Nous avions laissé la revue Klaatu (revue de cinéma de science fiction et de genres, voir RdR n° 50), sur la promesse d’un nouveau projet de publication de la part de ses animateurs, Lohengrin Papadato et Julien Beauchêne. Ils travaillent à Tours. À peine avons-nous tourné le dos que cinq/quatre livraisons de Ithaac sont apparues dans l’année 2014. Nous n’avons pas eu cette dernière en mains : à en voir les couvertures sur les sites des éditions, l’on reconnaît le monde graphique de Klaatu. Les animateurs étaient jeunes alors, et encore rattachés aux écoles d’art. Cet environnement permet les maturations : Faros naît cet automne 2015. Le sous-titre précise Paysage, Territoire & Création Contemporaine.

 

Le thème de ce premier numéro est la montagne donc.

 

En 116 pages, la revue va développer son propos de façon systématique, dense, sans faiblesse.

 

 

La typographie est grasse, noire (Mural, de Romaric Fargetton), les pages pleines. Les couleurs sont assourdies : la montagne est enneigée, sans doute, souvent, mais les beaux jours n’ont rien de strident, dans les œuvres choisies, dessins, photographies d’expositions, d’installations, de sculptures… Il faut dire que le papier recyclé, épais, participe à une vraie ambiance intérieure : la couverture, 1re et 4e brumeuses, les premières et dernières pages pleines des photographies de Stefan Tulépo bornent cette revue, vous isolent et vous invitent.

 

Selon leur teneur, les textes s’organisent : introduits d’une page noire pour les deux textes littéraires, textes sur une colonne, sur deux colonnes pour les critiques, œuvres commentées ou entretiens, contraints de notes , agrémentés de vignettes ou de pages d’illustrations. Le choix des artistes et des œuvres reproduites crée des effets de cohérence, et de surprise, de décalages. La montagne est là, toujours, tour à tour pesante, écrasante, accueillante, céleste, ancrée. Évoquée, mesurée, fantasmée. Subie, idéalisée. Mesurée. Gravie. Recréée. Du dessin faussement naïf (Laura Bottereau & Marine Fiquet) aux photographies d’une installation (au FRAC Centre, en avril 2015) qui donne à découvrir un nom d’artiste et espérer rencontrer son œuvre : Yasuaki Onishi, et le regret de ne pas avoir vu cette montagne inversée, suspendue.

 

Les 16 interventions, on les doit à de jeunes artistes, historiens d’art et curateurs émanant de mastères en Métiers et Arts de l’Exposition. On devine le réseau de l’Ouest de la France, à l’inscription des intervenants, aux lieux qui sont évoqués ou les écoles dont est issue cette génération de chercheurs et d’intervenants en arts.

 

Et malgré cette variété (œuvres commentées, contributeurs, statuts des textes), cette revue se pose comme entière, cohérente, sans relâchement.
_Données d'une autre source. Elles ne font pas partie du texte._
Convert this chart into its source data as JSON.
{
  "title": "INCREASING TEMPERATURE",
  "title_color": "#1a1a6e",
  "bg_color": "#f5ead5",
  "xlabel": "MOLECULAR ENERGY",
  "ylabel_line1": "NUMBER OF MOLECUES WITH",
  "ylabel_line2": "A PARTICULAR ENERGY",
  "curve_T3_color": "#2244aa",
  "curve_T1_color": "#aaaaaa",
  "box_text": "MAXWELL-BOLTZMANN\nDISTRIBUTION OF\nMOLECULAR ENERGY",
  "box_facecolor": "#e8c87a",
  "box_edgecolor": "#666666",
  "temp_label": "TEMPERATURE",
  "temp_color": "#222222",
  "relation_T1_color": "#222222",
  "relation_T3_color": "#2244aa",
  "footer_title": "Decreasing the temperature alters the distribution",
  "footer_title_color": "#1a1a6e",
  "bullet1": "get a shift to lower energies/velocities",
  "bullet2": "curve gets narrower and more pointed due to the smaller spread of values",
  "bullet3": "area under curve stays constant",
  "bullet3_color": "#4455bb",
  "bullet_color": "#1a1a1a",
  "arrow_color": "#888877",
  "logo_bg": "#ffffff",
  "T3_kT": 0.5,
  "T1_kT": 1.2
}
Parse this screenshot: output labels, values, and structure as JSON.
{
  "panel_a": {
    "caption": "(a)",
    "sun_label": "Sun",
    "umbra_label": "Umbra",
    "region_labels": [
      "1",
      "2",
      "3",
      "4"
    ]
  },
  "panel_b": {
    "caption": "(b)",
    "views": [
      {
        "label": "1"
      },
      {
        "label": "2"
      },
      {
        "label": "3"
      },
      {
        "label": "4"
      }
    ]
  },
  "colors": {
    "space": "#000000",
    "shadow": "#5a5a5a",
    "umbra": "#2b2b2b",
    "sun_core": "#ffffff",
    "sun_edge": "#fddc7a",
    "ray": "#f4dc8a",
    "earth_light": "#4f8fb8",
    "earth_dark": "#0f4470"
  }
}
Quant au titre, le glissement depuis Pharos (son aînée s’intitule Ithaac) atténue l’idée d’indispensable, mais donne l’idée de jalon, de repère dans ces paysages désorientants de l’art contemporain, et l’ancre, pourquoi pas ?, dans un savoir classique, universitaire, sur des eaux toutes modernes. Une belle proposition, des envies d’îles et d’autres territoires…

 

Loin des Alpes : on n’en rêve que mieux.